De nouveau, les « Plong ! » se succèdent à un rythme insoutenable, si ce n’est que chacun d’entre eux n’annonce plus l’arrivée d’un message à l’écran, mais sa déclamation par un gnome bien réel. Les éclairs n’étaient pas imaginaires : concentrés aux abords des différents connecteurs informatiques, ils semblent donner naissance à ces trolls, qui naissent donc littéralement par tous les orifices des ordinateurs. Malgré mon épuisement, la bêtise répétitive de leurs interventions m’agace suffisamment pour faire réveiller mes pouvoirs destructeurs. Dans un hurlement, je leur saute dessus et les empale un à un de ma turgescence colérique. Leur frêle constitution n’y résiste pas : les « @QSGontencule », « lugdunumaddict » et autres « @titihenry_Jul » s’évanouissent chacun leur tour dans un nuage de fumée bleue. Malgré tout, pour chaque troll sodomisé jusqu’à explosion, il en naît trois par seconde. Leur nombre est tel qu’ils m’empêchent d’aller débrancher les appareils et me font refluer vers la porte de sortie. Acculé, je résiste tant bien que mal : que la porte s’ouvre et c’en sera fini du siège de Horsjeu Média, voire qui sait de la ville.

***
Avisant les volutes s’échappant de la salle multimédia, Louis Cifert s’inquiéta auprès de son supérieur :
Ca a l’air de chauffer, dans la salle, quand même, gémit-il de sa voix haut perchée. On est mal, putain.
– A-pai-sé, le rassura l’Editeur, lorsqu’un cri féminin retentit derrière lui.
Oh putain, ya les ordinateurs des secrétaires qui fument ! On évacue !
– On n’évacue que dalle. », sourit l’Editeur. S’emparant d’un extincteur, il fixa la porte d’où s’échappaient désormais des coups sourds. Une charnière commença à céder.

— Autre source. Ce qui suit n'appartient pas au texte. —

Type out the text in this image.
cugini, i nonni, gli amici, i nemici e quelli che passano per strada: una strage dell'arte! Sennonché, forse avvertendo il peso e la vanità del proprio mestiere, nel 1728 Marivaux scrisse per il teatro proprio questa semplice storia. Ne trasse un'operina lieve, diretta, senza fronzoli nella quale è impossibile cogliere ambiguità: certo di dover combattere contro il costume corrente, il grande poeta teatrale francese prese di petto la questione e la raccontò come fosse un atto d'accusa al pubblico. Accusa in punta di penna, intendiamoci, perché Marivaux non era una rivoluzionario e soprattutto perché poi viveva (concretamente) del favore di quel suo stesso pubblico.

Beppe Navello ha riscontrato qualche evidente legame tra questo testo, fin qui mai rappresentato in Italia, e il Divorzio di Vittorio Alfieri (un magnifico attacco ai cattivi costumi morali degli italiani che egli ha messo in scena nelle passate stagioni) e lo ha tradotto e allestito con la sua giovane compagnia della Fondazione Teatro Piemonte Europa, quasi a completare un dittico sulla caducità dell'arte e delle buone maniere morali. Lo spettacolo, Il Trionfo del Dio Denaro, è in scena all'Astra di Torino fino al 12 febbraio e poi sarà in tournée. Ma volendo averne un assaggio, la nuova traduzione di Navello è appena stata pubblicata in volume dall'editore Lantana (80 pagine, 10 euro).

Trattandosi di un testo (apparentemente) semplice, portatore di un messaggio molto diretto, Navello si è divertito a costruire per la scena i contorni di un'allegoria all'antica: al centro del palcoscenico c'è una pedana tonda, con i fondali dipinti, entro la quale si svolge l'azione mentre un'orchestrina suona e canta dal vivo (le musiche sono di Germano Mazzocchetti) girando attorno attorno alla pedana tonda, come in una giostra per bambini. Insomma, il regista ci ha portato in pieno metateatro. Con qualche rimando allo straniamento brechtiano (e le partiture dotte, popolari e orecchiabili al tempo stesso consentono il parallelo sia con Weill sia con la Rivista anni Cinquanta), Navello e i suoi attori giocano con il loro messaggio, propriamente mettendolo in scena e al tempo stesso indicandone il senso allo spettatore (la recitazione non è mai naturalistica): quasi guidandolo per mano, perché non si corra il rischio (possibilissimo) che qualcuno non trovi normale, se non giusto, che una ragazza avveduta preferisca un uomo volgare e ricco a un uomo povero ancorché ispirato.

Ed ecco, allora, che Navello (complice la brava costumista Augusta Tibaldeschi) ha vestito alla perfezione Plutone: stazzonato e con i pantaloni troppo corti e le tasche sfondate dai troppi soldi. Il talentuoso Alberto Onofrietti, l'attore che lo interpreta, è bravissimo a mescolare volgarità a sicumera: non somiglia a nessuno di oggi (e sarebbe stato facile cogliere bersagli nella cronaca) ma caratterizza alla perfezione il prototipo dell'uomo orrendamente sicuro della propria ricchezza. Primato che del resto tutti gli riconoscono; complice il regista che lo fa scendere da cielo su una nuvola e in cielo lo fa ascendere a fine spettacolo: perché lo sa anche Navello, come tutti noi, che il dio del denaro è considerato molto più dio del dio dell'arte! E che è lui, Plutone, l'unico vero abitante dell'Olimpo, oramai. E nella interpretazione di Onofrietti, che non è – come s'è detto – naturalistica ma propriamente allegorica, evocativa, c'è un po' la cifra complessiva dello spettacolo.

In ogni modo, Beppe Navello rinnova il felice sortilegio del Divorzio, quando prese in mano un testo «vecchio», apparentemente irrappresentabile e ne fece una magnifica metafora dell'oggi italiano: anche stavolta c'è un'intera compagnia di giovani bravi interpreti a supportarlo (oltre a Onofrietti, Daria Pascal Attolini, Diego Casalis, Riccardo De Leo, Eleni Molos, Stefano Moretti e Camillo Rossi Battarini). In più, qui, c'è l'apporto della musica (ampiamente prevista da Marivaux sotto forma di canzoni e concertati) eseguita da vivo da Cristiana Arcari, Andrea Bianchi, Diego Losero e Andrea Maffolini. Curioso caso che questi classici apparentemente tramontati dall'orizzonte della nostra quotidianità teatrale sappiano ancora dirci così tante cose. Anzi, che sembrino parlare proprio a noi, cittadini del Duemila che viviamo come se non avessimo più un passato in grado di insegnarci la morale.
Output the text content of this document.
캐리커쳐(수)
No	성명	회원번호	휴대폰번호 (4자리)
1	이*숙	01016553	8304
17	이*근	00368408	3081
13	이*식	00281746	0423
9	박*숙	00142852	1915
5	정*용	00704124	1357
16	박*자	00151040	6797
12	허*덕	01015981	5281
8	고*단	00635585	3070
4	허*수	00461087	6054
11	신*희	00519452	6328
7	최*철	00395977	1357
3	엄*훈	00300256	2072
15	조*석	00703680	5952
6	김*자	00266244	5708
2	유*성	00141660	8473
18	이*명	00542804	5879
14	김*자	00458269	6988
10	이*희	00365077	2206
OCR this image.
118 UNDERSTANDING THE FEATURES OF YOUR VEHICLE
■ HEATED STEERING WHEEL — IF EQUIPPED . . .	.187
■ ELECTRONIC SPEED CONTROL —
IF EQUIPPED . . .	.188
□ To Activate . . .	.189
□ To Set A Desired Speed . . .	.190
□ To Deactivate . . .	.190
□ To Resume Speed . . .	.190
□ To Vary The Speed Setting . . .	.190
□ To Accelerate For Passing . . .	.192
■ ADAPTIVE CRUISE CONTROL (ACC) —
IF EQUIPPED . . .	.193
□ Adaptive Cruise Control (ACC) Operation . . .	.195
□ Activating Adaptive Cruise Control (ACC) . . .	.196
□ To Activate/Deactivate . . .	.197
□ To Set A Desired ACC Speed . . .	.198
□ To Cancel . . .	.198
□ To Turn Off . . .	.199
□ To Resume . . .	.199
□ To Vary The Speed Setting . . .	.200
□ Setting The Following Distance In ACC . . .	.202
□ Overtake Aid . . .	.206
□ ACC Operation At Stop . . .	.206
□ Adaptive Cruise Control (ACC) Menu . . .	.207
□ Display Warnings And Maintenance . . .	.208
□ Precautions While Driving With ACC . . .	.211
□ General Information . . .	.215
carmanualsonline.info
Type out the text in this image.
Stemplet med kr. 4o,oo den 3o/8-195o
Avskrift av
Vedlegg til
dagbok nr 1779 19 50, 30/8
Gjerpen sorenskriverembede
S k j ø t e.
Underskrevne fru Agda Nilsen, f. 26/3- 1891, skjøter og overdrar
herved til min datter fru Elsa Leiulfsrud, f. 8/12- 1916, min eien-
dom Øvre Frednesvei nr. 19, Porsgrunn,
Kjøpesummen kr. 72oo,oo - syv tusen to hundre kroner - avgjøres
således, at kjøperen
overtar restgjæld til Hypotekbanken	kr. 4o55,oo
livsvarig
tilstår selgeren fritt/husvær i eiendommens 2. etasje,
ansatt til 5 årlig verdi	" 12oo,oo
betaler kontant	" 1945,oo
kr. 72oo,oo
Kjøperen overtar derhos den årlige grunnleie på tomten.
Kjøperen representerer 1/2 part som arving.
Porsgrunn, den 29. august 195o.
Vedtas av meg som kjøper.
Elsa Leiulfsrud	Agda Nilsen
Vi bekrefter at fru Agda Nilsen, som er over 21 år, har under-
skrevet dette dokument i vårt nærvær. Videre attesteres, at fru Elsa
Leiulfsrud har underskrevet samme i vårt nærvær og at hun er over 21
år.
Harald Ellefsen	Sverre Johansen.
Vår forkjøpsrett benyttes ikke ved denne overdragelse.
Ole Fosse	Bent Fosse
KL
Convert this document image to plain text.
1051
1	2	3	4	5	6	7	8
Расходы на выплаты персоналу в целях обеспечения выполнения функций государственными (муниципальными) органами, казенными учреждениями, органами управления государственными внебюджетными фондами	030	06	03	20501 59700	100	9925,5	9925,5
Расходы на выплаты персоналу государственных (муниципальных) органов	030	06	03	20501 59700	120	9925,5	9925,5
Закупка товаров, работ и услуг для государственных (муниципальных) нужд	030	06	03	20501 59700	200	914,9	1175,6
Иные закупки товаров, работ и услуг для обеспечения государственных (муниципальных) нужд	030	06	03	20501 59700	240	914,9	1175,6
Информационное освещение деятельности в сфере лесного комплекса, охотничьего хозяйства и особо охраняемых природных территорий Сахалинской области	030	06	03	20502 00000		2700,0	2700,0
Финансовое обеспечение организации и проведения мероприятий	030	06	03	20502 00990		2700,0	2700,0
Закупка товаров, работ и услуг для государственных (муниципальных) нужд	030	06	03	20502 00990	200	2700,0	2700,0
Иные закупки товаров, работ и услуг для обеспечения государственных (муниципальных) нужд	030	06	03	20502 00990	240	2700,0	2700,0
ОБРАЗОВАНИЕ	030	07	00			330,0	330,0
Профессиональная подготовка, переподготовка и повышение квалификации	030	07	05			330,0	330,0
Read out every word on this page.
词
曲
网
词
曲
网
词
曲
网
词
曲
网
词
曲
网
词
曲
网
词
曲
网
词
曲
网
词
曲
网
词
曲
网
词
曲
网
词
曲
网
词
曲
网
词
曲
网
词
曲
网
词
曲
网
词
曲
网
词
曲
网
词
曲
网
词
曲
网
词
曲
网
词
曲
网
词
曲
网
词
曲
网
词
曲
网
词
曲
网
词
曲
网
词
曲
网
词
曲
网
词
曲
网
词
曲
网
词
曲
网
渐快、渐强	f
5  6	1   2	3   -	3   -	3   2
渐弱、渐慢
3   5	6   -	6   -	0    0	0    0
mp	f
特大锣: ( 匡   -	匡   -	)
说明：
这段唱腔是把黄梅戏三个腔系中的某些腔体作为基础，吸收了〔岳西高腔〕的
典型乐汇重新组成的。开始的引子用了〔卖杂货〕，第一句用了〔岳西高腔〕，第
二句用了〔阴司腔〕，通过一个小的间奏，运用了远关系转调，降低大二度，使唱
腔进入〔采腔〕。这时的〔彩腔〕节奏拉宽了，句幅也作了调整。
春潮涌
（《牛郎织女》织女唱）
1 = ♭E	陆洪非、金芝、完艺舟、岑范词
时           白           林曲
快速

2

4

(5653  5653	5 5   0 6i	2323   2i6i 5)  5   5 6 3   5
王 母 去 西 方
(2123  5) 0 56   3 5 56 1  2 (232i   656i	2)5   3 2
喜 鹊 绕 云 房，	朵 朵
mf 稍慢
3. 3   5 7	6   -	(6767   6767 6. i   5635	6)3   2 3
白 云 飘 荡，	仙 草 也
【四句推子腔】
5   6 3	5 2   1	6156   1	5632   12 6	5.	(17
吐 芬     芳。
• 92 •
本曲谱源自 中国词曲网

D’où sortent ces trolls monomaniaques ? A quel jeu joue l’Editeur ? Le siège du PCF et Paris seront-ils sauvés ? Thierry Henry a-t-il réellement marqué l’histoire d’Arsenal ? Vous le saurez en retrouvant le prochain épisode de Superacad contre Menesis.

© Gervais Marvel Entertainment, Inc.

16 thoughts on “Superacad, ép. 4 : La rencontre. Les débuts. L’assaut.

  1. Reussir à trouver des sobriquets moins modifié que pour le Joueur Masqué Ohé Ohé c’est quand même pas loin de l’exploit….

  2. N’empêche que Thierry Henry je l’aurais mis dans le onze mondial d’Arsenal.
    C’est mystérieux tous ces noms.
    Vivement l’Ebook

  3. Sans T. Henry, les bleus ne seraient jamais allés en Afrique du Sud, on lui doit au moins ça.

  4. De toute façon, chacun sait qu’Arsenal n’a commencé à exister qu’à partir de la venue de Joel Campbell. Empressez-vous de fondre la statue de cet imbécile de Thierry Henry, il va vous falloir faire de la place.

  5. En tout cas, Gilles Grimandi et Christopher Wreh ne font pas partie de la short top list XXL (© footmercato, all right reserved).